Hadoop 序列化，

和通数据库htsjk.Com2020-01-26 21:50 来源:未知阅读:18727 评论 418 热度5

标签：

Hadoop 序列化，

运用hadoop的序列化
在hadoop的框架中要使一个类可序列化，要实现Writable接口的两个方法：
Java代码

public interface Writable {
void write(DataOutput out) throws IOException;
void readFields(DataInput in) throws IOException;
}

比java的实现Serializable复杂很多。但是通过比较可以发现，hadoop的序列化机制产生的数据量远小于java的序列化所产生的数据量。

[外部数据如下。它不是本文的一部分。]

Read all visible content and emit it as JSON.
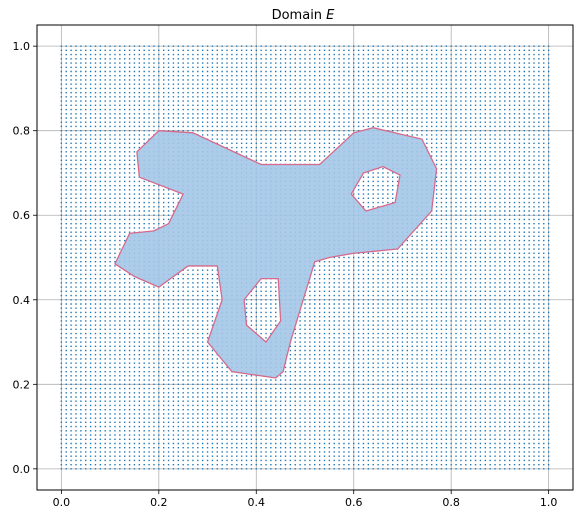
{
  "chart_data": {
    "type": "scatter",
    "title": "Domain E",
    "title_parts": {
      "prefix": "Domain ",
      "italic": "E"
    },
    "xlabel": "",
    "ylabel": "",
    "xlim": [
      -0.05,
      1.05
    ],
    "ylim": [
      -0.05,
      1.05
    ],
    "xticks": [
      0.0,
      0.2,
      0.4,
      0.6,
      0.8,
      1.0
    ],
    "yticks": [
      0.0,
      0.2,
      0.4,
      0.6,
      0.8,
      1.0
    ],
    "xtick_labels": [
      "0.0",
      "0.2",
      "0.4",
      "0.6",
      "0.8",
      "1.0"
    ],
    "ytick_labels": [
      "0.0",
      "0.2",
      "0.4",
      "0.6",
      "0.8",
      "1.0"
    ],
    "grid": true,
    "sample_grid": {
      "start": 0.0,
      "stop": 1.0,
      "count": 101,
      "color": "#1f77b4"
    },
    "domain": {
      "fill_color": "#a4c6e8",
      "edge_color": "#d56a8c",
      "outer_boundary": [
        [
          0.2,
          0.8
        ],
        [
          0.27,
          0.795
        ],
        [
          0.41,
          0.72
        ],
        [
          0.53,
          0.72
        ],
        [
          0.6,
          0.795
        ],
        [
          0.64,
          0.807
        ],
        [
          0.74,
          0.78
        ],
        [
          0.77,
          0.71
        ],
        [
          0.76,
          0.61
        ],
        [
          0.69,
          0.52
        ],
        [
          0.6,
          0.51
        ],
        [
          0.55,
          0.5
        ],
        [
          0.52,
          0.49
        ],
        [
          0.47,
          0.3
        ],
        [
          0.455,
          0.23
        ],
        [
          0.44,
          0.215
        ],
        [
          0.35,
          0.23
        ],
        [
          0.3,
          0.3
        ],
        [
          0.33,
          0.4
        ],
        [
          0.32,
          0.48
        ],
        [
          0.26,
          0.48
        ],
        [
          0.2,
          0.43
        ],
        [
          0.15,
          0.455
        ],
        [
          0.11,
          0.485
        ],
        [
          0.14,
          0.557
        ],
        [
          0.19,
          0.563
        ],
        [
          0.22,
          0.58
        ],
        [
          0.25,
          0.65
        ],
        [
          0.16,
          0.69
        ],
        [
          0.155,
          0.75
        ]
      ],
      "holes": [
        [
          [
            0.41,
            0.45
          ],
          [
            0.445,
            0.45
          ],
          [
            0.45,
            0.35
          ],
          [
            0.42,
            0.3
          ],
          [
            0.38,
            0.34
          ],
          [
            0.375,
            0.4
          ]
        ],
        [
          [
            0.62,
            0.7
          ],
          [
            0.66,
            0.715
          ],
          [
            0.695,
            0.695
          ],
          [
            0.685,
            0.63
          ],
          [
            0.625,
            0.61
          ],
          [
            0.595,
            0.65
          ]
        ]
      ]
    }
  }
}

在这两个方法中自己控制对fileds的输入和输出。如果类中包含有其他对象的引用，那么那个对象也是要实现Writable接口的（当然也可以不实现Writable借口，只要自己处理好对对象的fileds的存贮就可以了）。
下面是一个简单的例子：
类Attribute
Java代码

package siat.miner.etl.instance
import java.io.DataInput;
import java.io.DataOutput;
import java.io.IOException;
import org.apache.hadoop.io.IntWritable;
import org.apache.hadoop.io.Text;
import org.apache.hadoop.io.Writable;
public class Attribute implements Writable{
public static int ATTRIBUTE_TYPE_STRING = 1;//string type
public static int ATTRIBUTE_TYPE_NOMINAL = 2;//nominal type
public static int ATTRIBUTE_TYPE_REAL = 3;//real type
private IntWritable type;
private Text name;
public IntWritable getType() {
return type;
}
public void setType(int type) {
this.type = new IntWritable(type);
}
public Text getName() {
return name;
}
public void setName(String name) {
this.name = new Text(name);
}
public Attribute() {
super();
this.type = new IntWritable(0);
this.name = new Text("");
}
public Attribute(int type, String name) {
super();
this.type = new IntWritable(type);
this.name = new Text(name);
}
@Override
public void readFields(DataInput in) throws IOException {
// TODO Auto-generated method stub
type.readFields(in);
name.readFields(in);
}
@Override
public void write(DataOutput out) throws IOException {
// TODO Auto-generated method stub
type.write(out);
name.write(out);
}
}

类TestA：
Java代码

package siat.miner.etl.test;
import java.io.ByteArrayInputStream;
import java.io.ByteArrayOutputStream;
import java.io.DataInput;
import java.io.DataInputStream;
import java.io.DataOutput;
import java.io.DataOutputStream;
import java.io.IOException;
import org.apache.hadoop.io.IntWritable;
import org.apache.hadoop.io.Writable;
import siat.miner.etl.instance.Attribute;
public class TestA implements Writable{
private Attribute a;
private IntWritable b;
/**
* @param args
* @throws IOException
*/
public static void main(String[] args) throws IOException {
// TODO Auto-generated method stub
Attribute a = new Attribute(Attribute.ATTRIBUTE_TYPE_NOMINAL, "name");
TestA ta = new TestA(a, new IntWritable(1));
ByteArrayOutputStream bos = new ByteArrayOutputStream();
DataOutputStream oos = new DataOutputStream(bos);
ta.write(oos);
TestA tb = new TestA();
tb.readFields(new DataInputStream(new ByteArrayInputStream(bos.toByteArray())));
}
public TestA(Attribute a, IntWritable b) {
super();
this.a = a;
this.b = b;
}
public TestA() {
// TODO Auto-generated constructor stub
}
@Override
public void readFields(DataInput in) throws IOException {
// TODO Auto-generated method stub
a = new Attribute();
a.readFields(in);
b = new IntWritable();
b.readFields(in);
}
@Override
public void write(DataOutput out) throws IOException {
// TODO Auto-generated method stub
a.write(out);
b.write(out);
}
}

可以看到，hadoop的序列化机制就是利用java的DataInput和DataOutput来完成对基本类型的序列化，然后让用户自己来处理对自己编写的类的序列化。